Population losses worsened by the COVID-19 pandemic have put Illinois’ workforce in a difficult situation.
As of December 2021, Illinois was still missing 4% of its pre-pandemic employment levels, much more than the national average of 2.8%.
Illinois created fewer new job openings than most states with respect to its unemployed population. As a result, finding a job in Illinois is harder than in nearly any other state.
Eleven states reformed their income tax systems to reduce overall tax burdens for residents. Tax relief for residents only helps economies recover by attracting new workers avoiding higher costs of living.

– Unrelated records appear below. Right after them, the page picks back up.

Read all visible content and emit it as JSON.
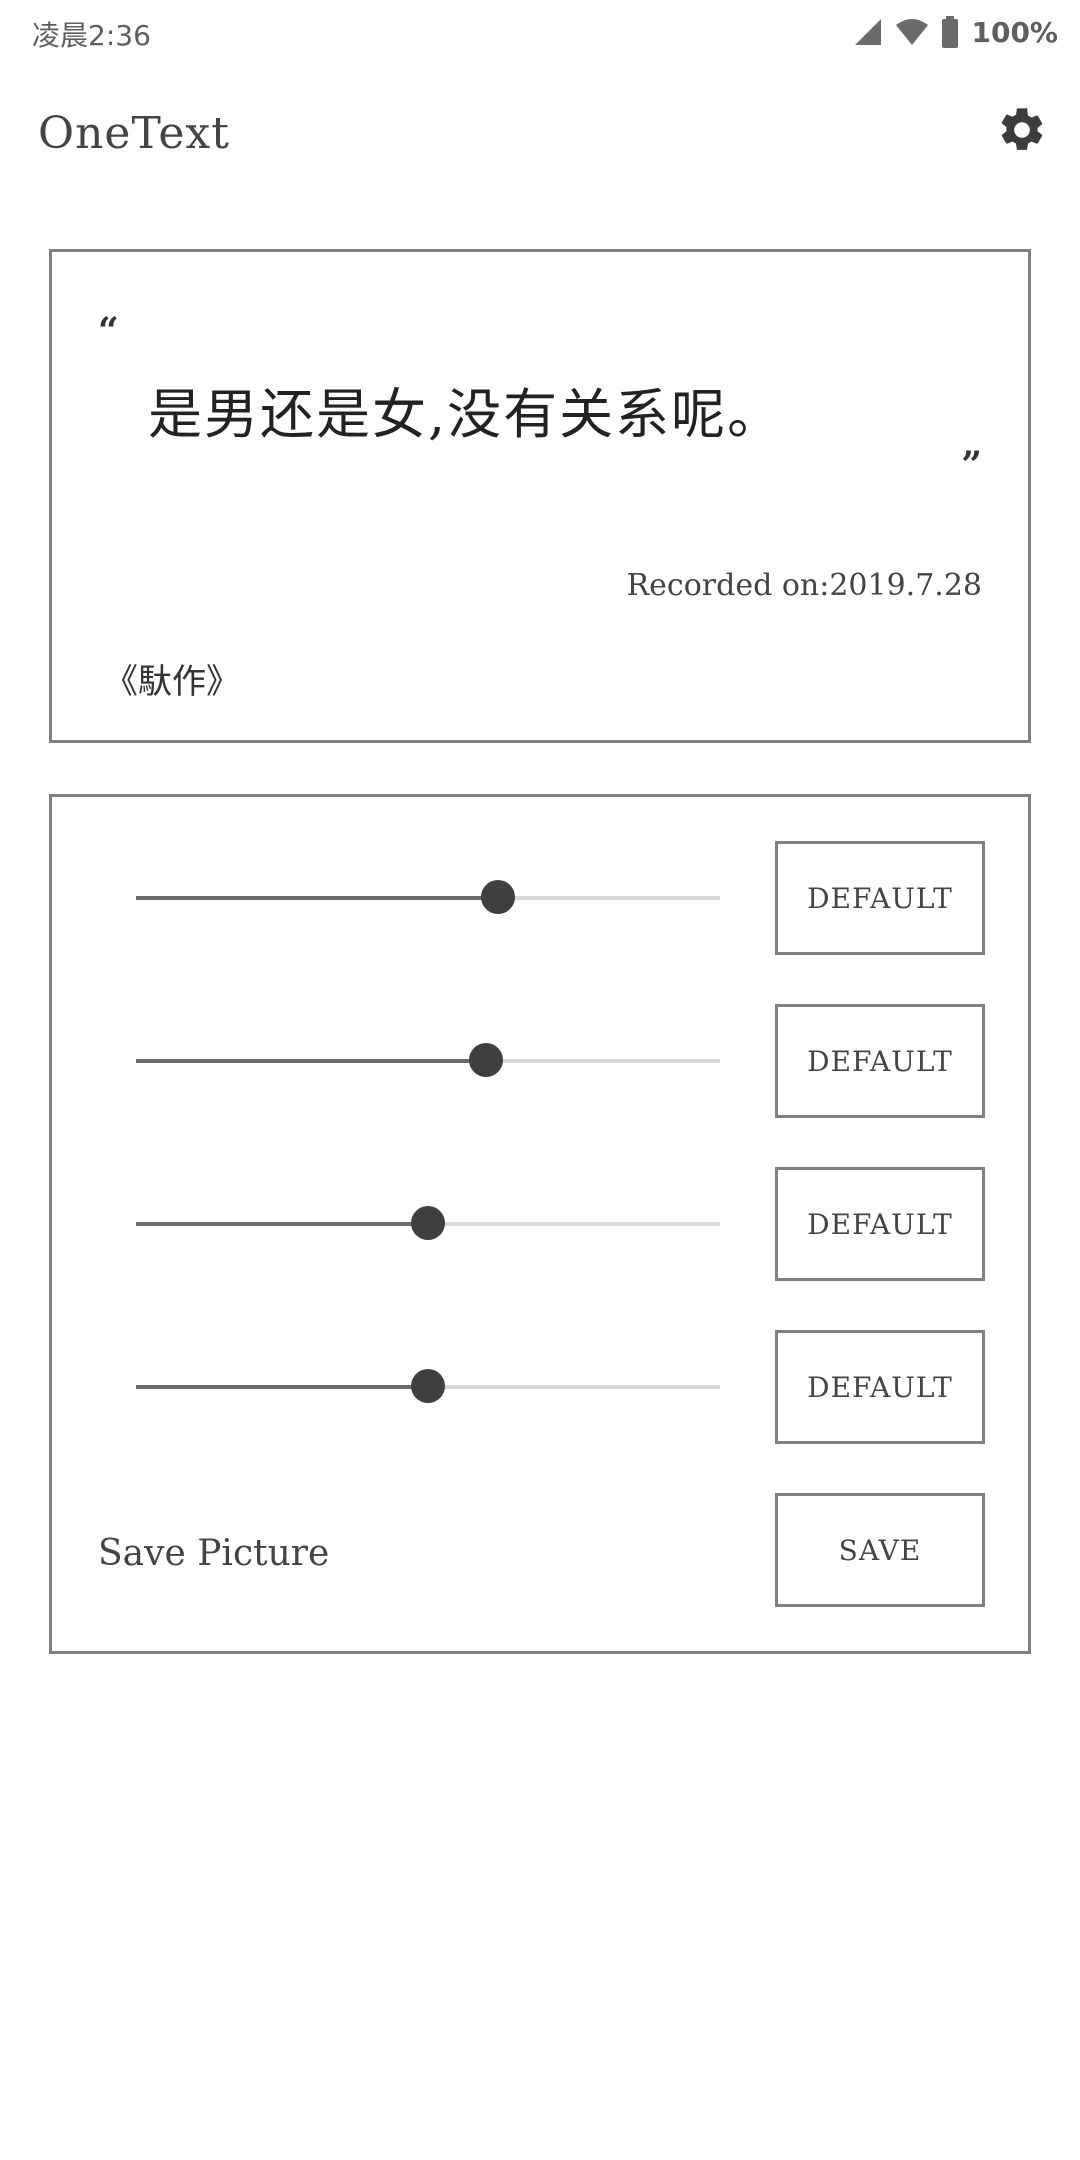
{
  "status_bar": {
    "time": "凌晨2:36",
    "battery": "100%"
  },
  "app_bar": {
    "title": "OneText",
    "settings_icon": "gear-icon"
  },
  "quote_card": {
    "open_mark": "“",
    "text": "是男还是女,没有关系呢。",
    "close_mark": "”",
    "recorded": "Recorded on:2019.7.28",
    "source": "《馱作》"
  },
  "controls": {
    "sliders": [
      {
        "value": 0.62,
        "button_label": "DEFAULT"
      },
      {
        "value": 0.6,
        "button_label": "DEFAULT"
      },
      {
        "value": 0.5,
        "button_label": "DEFAULT"
      },
      {
        "value": 0.5,
        "button_label": "DEFAULT"
      }
    ],
    "save_label": "Save Picture",
    "save_button": "SAVE"
  },
  "colors": {
    "border": "#808080",
    "slider_fill": "#6b6b6b",
    "slider_track": "#d9d9d9",
    "thumb": "#3f3f3f"
  }
}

Massive public employee retirement costs prevent Illinois from cutting taxes for residents. Pension spending takes up 26% of Illinois’ budget – the most of any state.
It’s where the bulk of property taxes go, explaining why Illinoisans face the second highest property taxes in the nation.
Lowering the cost of government in Illinois is impossible without reducing public pension debt and other costs. Only a constitutional amendment approved by voters can reform the cost of government retirement plans.
With more room in the budget, Illinoisans will benefit from tax relief, better social services, or both.
If Illinois offers better social services and education, combined with a lower cost of living, it will attract more workers and end its long history of population decline.